Recordou que longe, lá no começo, sua Disciplina, que previa 80 horas/aulas por semestre, fora reduzida para 60 horas/aula. Reduziram, também, para 60 horas/aula a Disciplina co-irmã História das Idéias Sociais. Depois, extinguiram História das Idéias Sociais e a História das Idéias Políticas passou a ser História das Idéias Sócio-Políticas, com as mesmas 60 horas/aula. De uma penada só o Sistema se livrou de vários professores.

Resolveu protestar, então. O Chefe do Departamento o escutou atentamente e se prontificou a levar sua Exposição de Motivos à próxima reunião do Conselho Diretor. Algum tempo depois, sem receber resposta do Chefe, indagou dele acerca da decisão do Conselho. Este lhe comunicou que o assunto estava despertando o devido interesse e que, inclusive, tinha sido encaminhado para a Comissão de Análise, uma instância superior, restando apenas aguardar e ter paciência.

Dias depois o velho professor recebeu formalmente, por intermédio de um Memorando, a notícia da desativação da sua linha de pesquisa. Novo protesto. Nova atitude do dirigente de encaminhar, para escalões superiores, sua queixa. Nova espera. E, como não poderia deixar de ser, nova retaliação: as decisões acerca da rotina futura acerca das relações entre professores e alunos de sua disciplina foram tomadas sem seu conhecimento, sem sua participação.

E o velho professor, no atual estado-de-coisas, ao perceber o esvaziamento profissional para o qual o encaminha o Sistema, passou a duvidar, inclusive, de si mesmo: “será que tudo isso não é o resultado da aplicação dos meios que são usados para afastar aqueles que, como eu, já estão próximos da aposentadoria, abrindo espaço para o “sangue novo” dos “inocentes úteis” que assumiam os paradigmas que lhes eram impostos com questionamentos meramente formais? Lembrou-se de uma antiga tia, professora universitária assim como ele, que se queixava amargamente, pouco tempo antes de sua aposentadoria, de como estava sendo deixada, deliberadamente, para trás em tudo que dizia respeito ao Departamento no qual estava lotada.

Como também se perguntou, muitas vezes, acerca de como o Sistema agia com outras pessoas, individualmente demarcadas, que eram seus opositores, por essa ou aquela circunstância pessoal. Lembrou-se de um amigo que encetara uma guerra solitária e inútil contra o Tribunal de Contas do seu Estado; outro às voltas com o Ministério Público Estadual; outro enredado nas malhas do Tribunal de Justiça; outro sendo massacrado, lentamente, na burocracia da Prefeitura Municipal. Por fim, outro, a quem a posição do seu Sindicato, oportunista e alienada, condenava ao isolamento. Todos vítimas, todos impotentes, todos derrotados.

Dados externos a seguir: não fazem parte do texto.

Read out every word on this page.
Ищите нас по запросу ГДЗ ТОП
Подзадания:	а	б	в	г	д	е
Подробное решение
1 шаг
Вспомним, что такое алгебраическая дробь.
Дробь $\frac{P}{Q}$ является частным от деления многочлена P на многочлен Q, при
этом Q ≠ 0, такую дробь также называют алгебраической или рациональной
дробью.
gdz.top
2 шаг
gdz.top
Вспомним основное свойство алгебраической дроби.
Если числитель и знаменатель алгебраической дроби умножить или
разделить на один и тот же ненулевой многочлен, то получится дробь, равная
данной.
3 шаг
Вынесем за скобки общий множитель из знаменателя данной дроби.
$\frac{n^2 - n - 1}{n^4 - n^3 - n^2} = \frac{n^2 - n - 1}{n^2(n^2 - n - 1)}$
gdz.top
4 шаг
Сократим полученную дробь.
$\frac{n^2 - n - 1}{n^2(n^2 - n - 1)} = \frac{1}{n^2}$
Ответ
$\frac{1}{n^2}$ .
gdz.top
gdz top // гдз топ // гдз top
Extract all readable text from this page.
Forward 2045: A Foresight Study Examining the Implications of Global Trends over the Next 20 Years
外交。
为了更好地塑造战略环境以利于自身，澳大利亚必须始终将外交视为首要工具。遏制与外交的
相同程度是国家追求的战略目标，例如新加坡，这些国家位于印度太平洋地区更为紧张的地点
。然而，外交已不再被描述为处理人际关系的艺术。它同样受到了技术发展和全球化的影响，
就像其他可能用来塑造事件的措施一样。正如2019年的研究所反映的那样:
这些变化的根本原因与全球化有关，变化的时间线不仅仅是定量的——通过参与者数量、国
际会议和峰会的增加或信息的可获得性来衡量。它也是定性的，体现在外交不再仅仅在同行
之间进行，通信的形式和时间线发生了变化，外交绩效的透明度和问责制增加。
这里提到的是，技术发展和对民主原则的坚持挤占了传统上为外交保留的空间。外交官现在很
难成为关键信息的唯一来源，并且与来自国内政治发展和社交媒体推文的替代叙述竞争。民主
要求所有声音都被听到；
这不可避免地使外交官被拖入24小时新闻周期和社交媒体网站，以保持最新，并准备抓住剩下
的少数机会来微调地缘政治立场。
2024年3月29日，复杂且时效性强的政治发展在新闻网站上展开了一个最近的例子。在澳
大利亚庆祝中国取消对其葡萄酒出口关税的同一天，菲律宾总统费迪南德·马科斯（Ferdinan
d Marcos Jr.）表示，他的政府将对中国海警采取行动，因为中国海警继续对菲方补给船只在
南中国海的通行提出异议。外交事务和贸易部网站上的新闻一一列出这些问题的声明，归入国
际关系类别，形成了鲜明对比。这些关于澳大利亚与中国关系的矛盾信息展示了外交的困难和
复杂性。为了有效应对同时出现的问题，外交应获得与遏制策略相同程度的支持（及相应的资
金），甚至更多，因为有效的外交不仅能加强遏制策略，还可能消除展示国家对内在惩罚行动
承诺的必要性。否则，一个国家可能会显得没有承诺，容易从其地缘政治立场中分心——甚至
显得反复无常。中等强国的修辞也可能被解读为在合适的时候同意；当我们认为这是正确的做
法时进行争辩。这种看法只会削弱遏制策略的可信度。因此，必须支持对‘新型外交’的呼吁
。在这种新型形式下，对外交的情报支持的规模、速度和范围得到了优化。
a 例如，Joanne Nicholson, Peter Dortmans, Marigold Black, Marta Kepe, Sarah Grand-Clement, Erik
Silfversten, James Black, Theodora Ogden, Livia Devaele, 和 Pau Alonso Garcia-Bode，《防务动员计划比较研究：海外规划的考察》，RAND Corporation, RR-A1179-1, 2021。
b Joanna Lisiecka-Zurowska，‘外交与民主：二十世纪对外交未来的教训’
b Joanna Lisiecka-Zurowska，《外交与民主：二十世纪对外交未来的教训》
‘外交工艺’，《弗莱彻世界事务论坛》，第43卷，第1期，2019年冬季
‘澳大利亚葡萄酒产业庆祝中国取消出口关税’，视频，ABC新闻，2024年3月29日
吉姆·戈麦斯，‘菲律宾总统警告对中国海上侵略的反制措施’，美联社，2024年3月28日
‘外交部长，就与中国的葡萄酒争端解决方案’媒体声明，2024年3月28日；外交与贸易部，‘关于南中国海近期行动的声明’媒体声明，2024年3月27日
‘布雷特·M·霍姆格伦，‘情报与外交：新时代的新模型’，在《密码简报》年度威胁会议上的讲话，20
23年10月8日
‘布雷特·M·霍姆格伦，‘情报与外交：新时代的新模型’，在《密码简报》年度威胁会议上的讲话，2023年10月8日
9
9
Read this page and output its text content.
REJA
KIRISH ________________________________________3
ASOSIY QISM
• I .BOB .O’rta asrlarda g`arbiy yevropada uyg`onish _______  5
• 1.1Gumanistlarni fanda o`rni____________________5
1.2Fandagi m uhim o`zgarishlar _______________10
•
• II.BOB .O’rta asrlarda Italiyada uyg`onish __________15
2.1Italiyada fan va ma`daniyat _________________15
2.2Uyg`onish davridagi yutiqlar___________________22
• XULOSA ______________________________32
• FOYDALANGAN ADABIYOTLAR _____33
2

“Que fazer”, perguntou-se muitas e muitas vezes. Tentar ser um predador, mesmo com os dentes gastos? Imaginar que a experiência compensa o passar do tempo e ir á luta? Ou deixar que tudo passe, sobrevivendo no dia-a-dia, sem se preocupar com o amanhã, agindo como a grande maioria age, engolindo o sapo nosso de cada hora e seguindo em frente? “Não há resposta”, concluiu desanimado. “O Sistema vence sempre”. “É mesmo seguir em frente.” “Caminhante, o caminho se faz ao caminhar”, consolava-se, enquanto a moenda prosseguia, implacável, até que nem o pó de seus ossos existisse mais. Nem o de todos os que viessem pela frente, meras peças de reposição.

Pois a idéia precede a ação, não há ação no vazio da mente, e assim emerge o sistema: uma idéia mutante, uma idéia fora do sistema anterior, fora do padrão, uma idéia que é um vírus em busca de um ambiente fértil no qual se replique, se desenvolva. Um “meme”.

Quando o primeiro ser humano cercou uma área de terra e afirmou que ela lhe pertencia, eis que surge uma idéia-mutante. Uma vez tendo surgido, e sobrevivido, atraiu outras idéias que puderam a ela se conectar, a mutação funcionando como atrator, ensejando o surgimento de uma rede. A rede é o Sistema. O Sistema é idéias e homens. O Sistema passa a se expandir na medida em que supera os obstáculos à sua expansão. Assim foi com o rock; assim foi com o futebol; assim foi com o protestantismo; assim foi, no Direito, com o Positivismo; assim foi com o cálculo integral.

Sistemas destroem Sistemas. O Coronelismo se foi; o Feudalismo se foi; o Cangaço se foi; Roma se foi; todos eles Sistemas que entraram em colapso.

Tudo há de ir, um dia. Enquanto isso, na moenda da vida, homens e idéias são triturados.